The obvious advantage of virtual schooling is that kids can learn on their own time — they can work, play sports at a high level or weather health issues — while continuing to learn. But the greatest advantage of virtual schooling may be that kids can learn at their own pace. Our industrial model of schooling moves kids at more or less the same pace through 13 years of elementary and secondary study. One can only differentiate instruction to a limited degree if the content is being delivered by a teacher to a room full of kids. But if the content is being delivered online and the teacher is coaching and facilitating, then kids functioning in the same peer group can be learning at different levels.
Compared to Florida’s state-wide initiative, our proposed approach is extremely cautious and conservative. I believe we need to open the door wider for experimentation with virtual learning. It will allow students with special talents to move forward faster and keep students with special needs enrolled and engaged. In the long run, highly-differentiated virtual learning will help every child come closer to realizing their potential and yield a more competitive workforce.
Here is a great link that some one sent me in response to the newspaper version of this post:
Saving Schools and Empowering Parents through Virtual Education
Check out a nice news piece from NPR about information retention from online reading: http://www.wbur.org/npr/127370598 (the piece references a book that, admittedly, I have not read).
As a teacher, someone who posts online content and someone who has taken several online classes, I have to say that this is a red herring. Online coursework can be a nice supplement to what goes on in the classroom, but I don’t see it working as a viable alternative to real-time in-class learning (and this belief has been echoed by several of my colleagues in the field who have taught courses in VES–or “Virtual Education Space”–which is used by rural districts, primarily).

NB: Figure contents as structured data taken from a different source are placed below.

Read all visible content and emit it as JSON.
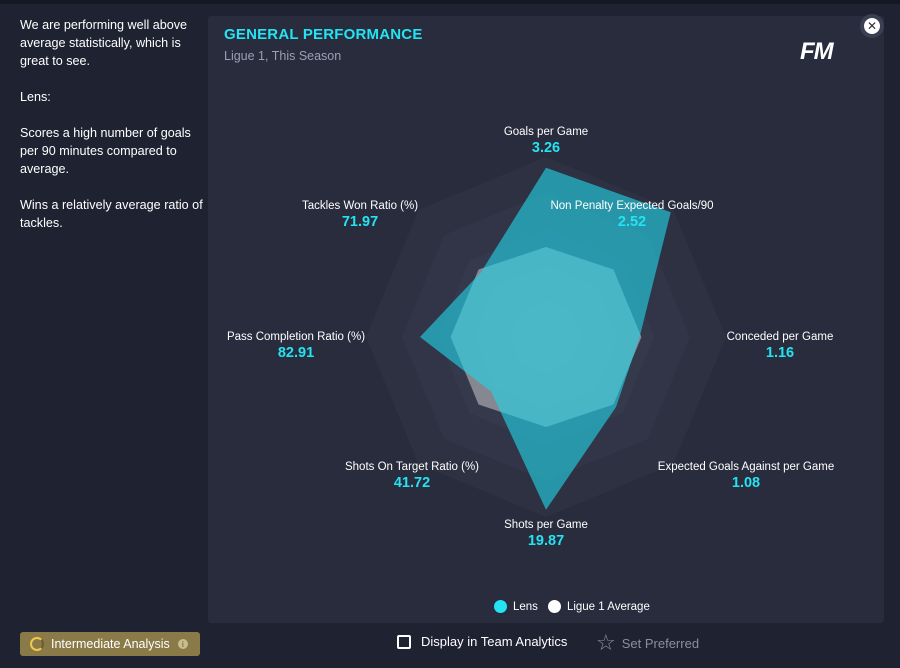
{
  "sidebar": {
    "paragraphs": [
      "We are performing well above average statistically, which is great to see.",
      "Lens:",
      "Scores a high number of goals per 90 minutes compared to average.",
      "Wins a relatively average ratio of tackles."
    ]
  },
  "panel": {
    "title": "GENERAL PERFORMANCE",
    "subtitle": "Ligue 1, This Season",
    "logo": "FM"
  },
  "colors": {
    "accent": "#24e3f2",
    "lens": "#24d4e6",
    "average": "#c8c8c8"
  },
  "chart_data": {
    "type": "radar",
    "metrics": [
      {
        "name": "Goals per Game",
        "value": "3.26",
        "lens_r": 0.94,
        "avg_r": 0.5
      },
      {
        "name": "Non Penalty Expected Goals/90",
        "value": "2.52",
        "lens_r": 0.98,
        "avg_r": 0.53
      },
      {
        "name": "Conceded per Game",
        "value": "1.16",
        "lens_r": 0.52,
        "avg_r": 0.53
      },
      {
        "name": "Expected Goals Against per Game",
        "value": "1.08",
        "lens_r": 0.55,
        "avg_r": 0.53
      },
      {
        "name": "Shots per Game",
        "value": "19.87",
        "lens_r": 0.96,
        "avg_r": 0.5
      },
      {
        "name": "Shots On Target Ratio (%)",
        "value": "41.72",
        "lens_r": 0.43,
        "avg_r": 0.53
      },
      {
        "name": "Pass Completion Ratio (%)",
        "value": "82.91",
        "lens_r": 0.7,
        "avg_r": 0.53
      },
      {
        "name": "Tackles Won Ratio (%)",
        "value": "71.97",
        "lens_r": 0.51,
        "avg_r": 0.53
      }
    ],
    "series": [
      {
        "name": "Lens"
      },
      {
        "name": "Ligue 1 Average"
      }
    ]
  },
  "footer": {
    "badge_label": "Intermediate Analysis",
    "checkbox_label": "Display in Team Analytics",
    "preferred_label": "Set Preferred"
  }
}
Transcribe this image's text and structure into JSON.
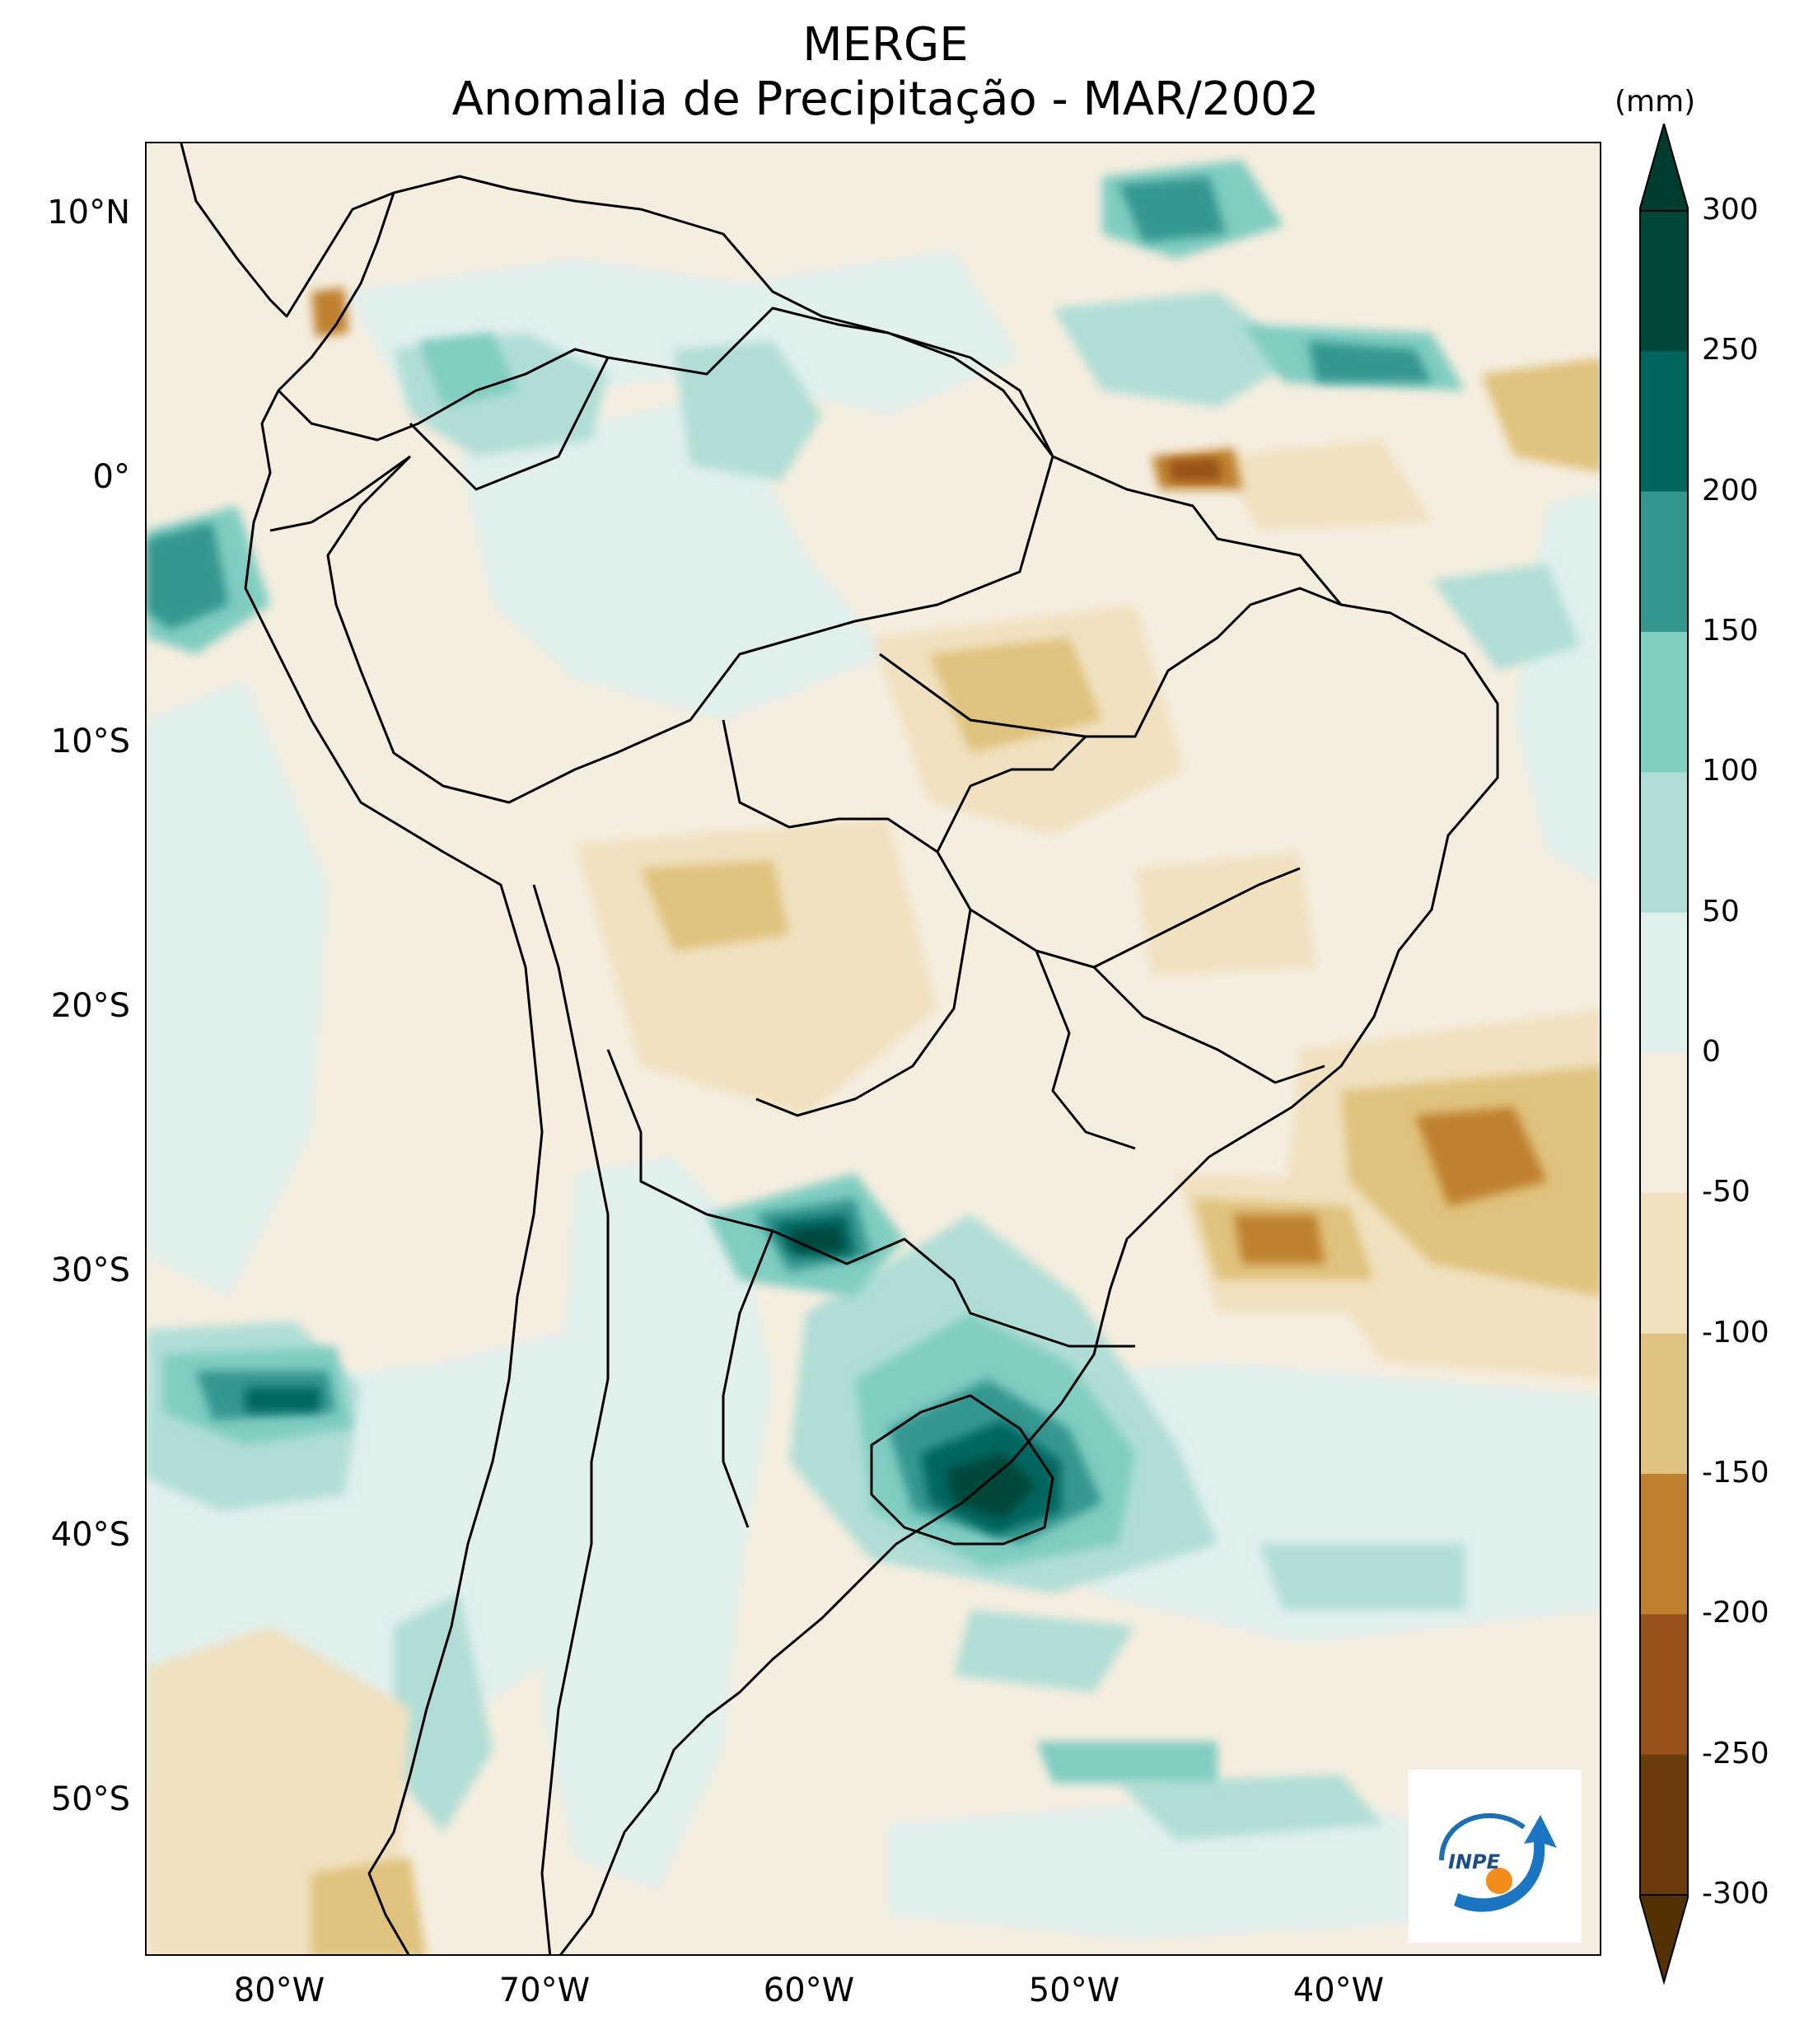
{
  "title": "MERGE",
  "subtitle": "Anomalia de Precipitação - MAR/2002",
  "colorbar": {
    "unit": "(mm)",
    "ticks": [
      "300",
      "250",
      "200",
      "150",
      "100",
      "50",
      "0",
      "-50",
      "-100",
      "-150",
      "-200",
      "-250",
      "-300"
    ],
    "colors": [
      "#00463b",
      "#01665e",
      "#35978f",
      "#80cdc1",
      "#b0ded6",
      "#e0f0ed",
      "#f5eedf",
      "#f0e1c0",
      "#dfc27d",
      "#bf812d",
      "#985118",
      "#6b3c0c"
    ],
    "extend_high_color": "#003c30",
    "extend_low_color": "#543005"
  },
  "map": {
    "latitude_labels": [
      "10°N",
      "0°",
      "10°S",
      "20°S",
      "30°S",
      "40°S",
      "50°S"
    ],
    "longitude_labels": [
      "80°W",
      "70°W",
      "60°W",
      "50°W",
      "40°W"
    ],
    "lon_range": [
      -85,
      -30
    ],
    "lat_range": [
      -56,
      12.5
    ],
    "latitude_values": [
      10,
      0,
      -10,
      -20,
      -30,
      -40,
      -50
    ],
    "longitude_values": [
      -80,
      -70,
      -60,
      -50,
      -40
    ]
  },
  "logo": {
    "text": "INPE",
    "icon": "inpe-logo"
  }
}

Online courses are not as rigorous because there is no way to gauge a students’ comprehension at the point of learning and press them to truly understand a concept. Furthermore, successful online learning relies upon a level of motivation and diligence in today’s youth that (unfortunately) I don’t see. I think that this is lost on thoughtful adults who browse the internet conscientiously and thoroughly (I suspect we learned that skill using actual books).
Finally, I don’t see kids really “biting” into this concept. When I ask them to access online material in my course, or ask them to post a comment, groans are audible. Almost unanimously my students would prefer authentic in-person discussion to online discourse.
Let’s experiment, but I have serious doubts about the potential here.
The NPR piece makes sense — online reading does tend to involve more interruptions and distraction and less deep thought. I would also agree that personal contact plays an essential role in learning — for validation and motivation, if not necessarily delivery of content.
But I think we are only beginning to scratch the surface of how to deliver ideas online — just putting a book online isn’t what we want to do. People are creating online peer groups, interaction with tutors online, multi-media interactive lessons (e.g. to experiment with math concepts), etc. How we put all these tools together is a question for the next couple of centuries. Print media have evolved enormously over the past few centuries — the text book of today bears little resemblance to the early books. The early books were entirely linear, mimicking speech but on a page (“Once upon a time . . .”). Today’s text books have boxes, exercises, illustrations, etc. In the same way, early online learning is mimicking books and not always well, but it will be very different very soon.